My entry point into this was Ryan Rumsey’s process, where he literally prompts Claude to act as his CTO to drive the development plan and flag fixes along the way. That framing clicked for me, and it lines up with how Ridd thinks about it too. From there, treating the AI as a collaborator with a role rather than a clipboard changed how I approached building. And since the AI tooling space moves at the speed of light, Vercel shipped planning mode and better GitHub integration for v0 basically while I was still writing this. Way to go Vercel team!
If you’re wondering about prototyping and building workflows, take a look at his walkthrough, where he shares many examples and his thinking behind each use case. Worth a watch!
Parting thoughts
Tom, Ridd, and Jenny arrived at very different workflows. None of them got there by following a template.
They got there by staying curious, noticing what wasn’t working, and being willing to try something else. That’s not a process. It’s a practice. And the difference matters: a process is something you follow, a practice is something you build.

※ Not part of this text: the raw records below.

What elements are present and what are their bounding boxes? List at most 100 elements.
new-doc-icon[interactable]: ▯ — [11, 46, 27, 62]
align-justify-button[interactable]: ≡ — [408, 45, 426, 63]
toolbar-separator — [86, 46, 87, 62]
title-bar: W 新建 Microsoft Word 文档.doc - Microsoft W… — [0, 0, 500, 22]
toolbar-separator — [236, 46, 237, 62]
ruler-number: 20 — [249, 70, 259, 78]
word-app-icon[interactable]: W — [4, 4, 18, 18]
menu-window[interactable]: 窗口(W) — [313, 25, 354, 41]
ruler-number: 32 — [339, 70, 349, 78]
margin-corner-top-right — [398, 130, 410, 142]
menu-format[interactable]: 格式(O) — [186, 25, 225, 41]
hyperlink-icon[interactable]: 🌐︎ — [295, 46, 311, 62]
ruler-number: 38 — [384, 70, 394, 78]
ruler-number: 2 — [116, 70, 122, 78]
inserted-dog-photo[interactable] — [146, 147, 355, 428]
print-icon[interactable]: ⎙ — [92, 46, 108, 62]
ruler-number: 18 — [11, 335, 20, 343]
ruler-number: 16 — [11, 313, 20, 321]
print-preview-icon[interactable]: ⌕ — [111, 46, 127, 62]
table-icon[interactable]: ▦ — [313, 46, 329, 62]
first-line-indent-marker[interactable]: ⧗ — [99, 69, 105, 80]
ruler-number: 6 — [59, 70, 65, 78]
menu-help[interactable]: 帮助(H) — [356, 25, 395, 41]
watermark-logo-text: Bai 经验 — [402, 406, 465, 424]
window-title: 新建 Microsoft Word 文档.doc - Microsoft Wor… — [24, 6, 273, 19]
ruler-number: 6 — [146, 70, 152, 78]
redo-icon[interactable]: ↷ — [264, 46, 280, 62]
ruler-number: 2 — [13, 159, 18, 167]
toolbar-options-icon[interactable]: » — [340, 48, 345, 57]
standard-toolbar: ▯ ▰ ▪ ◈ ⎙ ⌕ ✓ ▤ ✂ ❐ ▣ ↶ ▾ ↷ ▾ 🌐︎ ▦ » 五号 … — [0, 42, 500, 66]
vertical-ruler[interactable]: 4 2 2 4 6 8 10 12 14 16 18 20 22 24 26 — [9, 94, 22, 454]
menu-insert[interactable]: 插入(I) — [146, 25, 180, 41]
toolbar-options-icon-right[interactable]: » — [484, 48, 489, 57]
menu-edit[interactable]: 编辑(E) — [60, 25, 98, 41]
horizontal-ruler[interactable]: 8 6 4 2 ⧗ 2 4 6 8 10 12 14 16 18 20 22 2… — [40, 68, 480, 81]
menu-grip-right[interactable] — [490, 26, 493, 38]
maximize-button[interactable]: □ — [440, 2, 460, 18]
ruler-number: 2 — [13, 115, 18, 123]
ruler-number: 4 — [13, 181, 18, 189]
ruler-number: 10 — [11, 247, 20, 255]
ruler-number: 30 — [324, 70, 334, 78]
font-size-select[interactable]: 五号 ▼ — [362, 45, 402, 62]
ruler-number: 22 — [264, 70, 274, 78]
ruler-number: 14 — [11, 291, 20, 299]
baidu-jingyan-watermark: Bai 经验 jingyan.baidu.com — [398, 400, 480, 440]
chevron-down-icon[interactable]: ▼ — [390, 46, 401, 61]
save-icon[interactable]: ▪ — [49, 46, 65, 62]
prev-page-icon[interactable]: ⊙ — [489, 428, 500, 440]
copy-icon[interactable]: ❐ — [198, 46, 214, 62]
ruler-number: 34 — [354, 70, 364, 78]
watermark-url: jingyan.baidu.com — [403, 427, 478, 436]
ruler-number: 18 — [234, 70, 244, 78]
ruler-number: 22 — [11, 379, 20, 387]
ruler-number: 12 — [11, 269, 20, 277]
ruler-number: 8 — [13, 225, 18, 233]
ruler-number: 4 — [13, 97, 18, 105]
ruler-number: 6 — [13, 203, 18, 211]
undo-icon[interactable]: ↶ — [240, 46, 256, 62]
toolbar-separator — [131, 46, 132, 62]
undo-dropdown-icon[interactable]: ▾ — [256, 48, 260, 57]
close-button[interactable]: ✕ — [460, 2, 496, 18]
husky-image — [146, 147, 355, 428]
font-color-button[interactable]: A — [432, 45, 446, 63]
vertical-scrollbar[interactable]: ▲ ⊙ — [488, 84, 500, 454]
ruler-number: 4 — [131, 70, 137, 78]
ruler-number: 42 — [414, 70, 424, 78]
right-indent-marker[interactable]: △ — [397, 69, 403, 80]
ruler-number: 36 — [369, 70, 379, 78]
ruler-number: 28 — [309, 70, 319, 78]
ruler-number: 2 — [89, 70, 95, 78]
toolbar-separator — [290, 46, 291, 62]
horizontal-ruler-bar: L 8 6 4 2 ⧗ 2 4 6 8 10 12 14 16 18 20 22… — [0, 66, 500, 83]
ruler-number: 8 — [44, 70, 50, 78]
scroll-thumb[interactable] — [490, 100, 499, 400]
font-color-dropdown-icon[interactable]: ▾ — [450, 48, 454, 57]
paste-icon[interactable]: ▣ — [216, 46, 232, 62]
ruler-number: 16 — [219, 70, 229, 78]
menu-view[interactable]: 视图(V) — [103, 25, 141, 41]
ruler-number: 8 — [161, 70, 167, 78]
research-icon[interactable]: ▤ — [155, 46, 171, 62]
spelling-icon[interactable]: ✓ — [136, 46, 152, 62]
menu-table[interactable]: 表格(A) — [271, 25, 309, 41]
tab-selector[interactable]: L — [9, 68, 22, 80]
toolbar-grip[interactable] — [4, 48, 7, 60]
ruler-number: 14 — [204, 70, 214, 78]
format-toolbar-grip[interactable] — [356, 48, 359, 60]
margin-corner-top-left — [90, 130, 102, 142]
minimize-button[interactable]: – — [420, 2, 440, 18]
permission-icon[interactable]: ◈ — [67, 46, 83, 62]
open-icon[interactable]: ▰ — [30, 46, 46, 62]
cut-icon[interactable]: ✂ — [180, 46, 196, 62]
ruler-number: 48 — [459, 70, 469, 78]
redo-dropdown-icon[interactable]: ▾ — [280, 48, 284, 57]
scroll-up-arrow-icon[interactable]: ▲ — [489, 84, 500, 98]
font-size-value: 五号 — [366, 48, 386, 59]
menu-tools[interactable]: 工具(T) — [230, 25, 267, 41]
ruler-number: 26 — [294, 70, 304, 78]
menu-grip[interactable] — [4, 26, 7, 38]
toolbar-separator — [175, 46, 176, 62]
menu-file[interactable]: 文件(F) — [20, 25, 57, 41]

Three years ago, I wouldn’t have guessed I’d be writing system prompts, running evals, or making judgment calls on model outputs as a core part of my design practice. None of that was in a job description. It just became what the work required, and I followed it. Discomfort has a funny way of becoming your competitive advantage when you stop fighting it.
Nobody’s workflow is going to look like yours, because nobody else has your context, your constraints, or your way of making sense of a problem. The tooling will keep changing. What won’t is the value of knowing when to adapt.
The most dangerous thing you can do right now is treat someone else’s process as the answer. The most useful thing is to stay curious about your own.
Shortcuts
Three Modes of Working with AI: Create, Understand, Act, written by Stefan Klocek, to differentiate the intent behind each mode and how to support it.
Case Study Factory, by Fabricio Texeira and Caio Braga, with a message that's still relevant almost 7 years after being first published.
Taste is selection, as Soleio illustrates, with our environment selecting as much as we do.
That’s where curiosity led me this month. Your path will look different, because context always matters.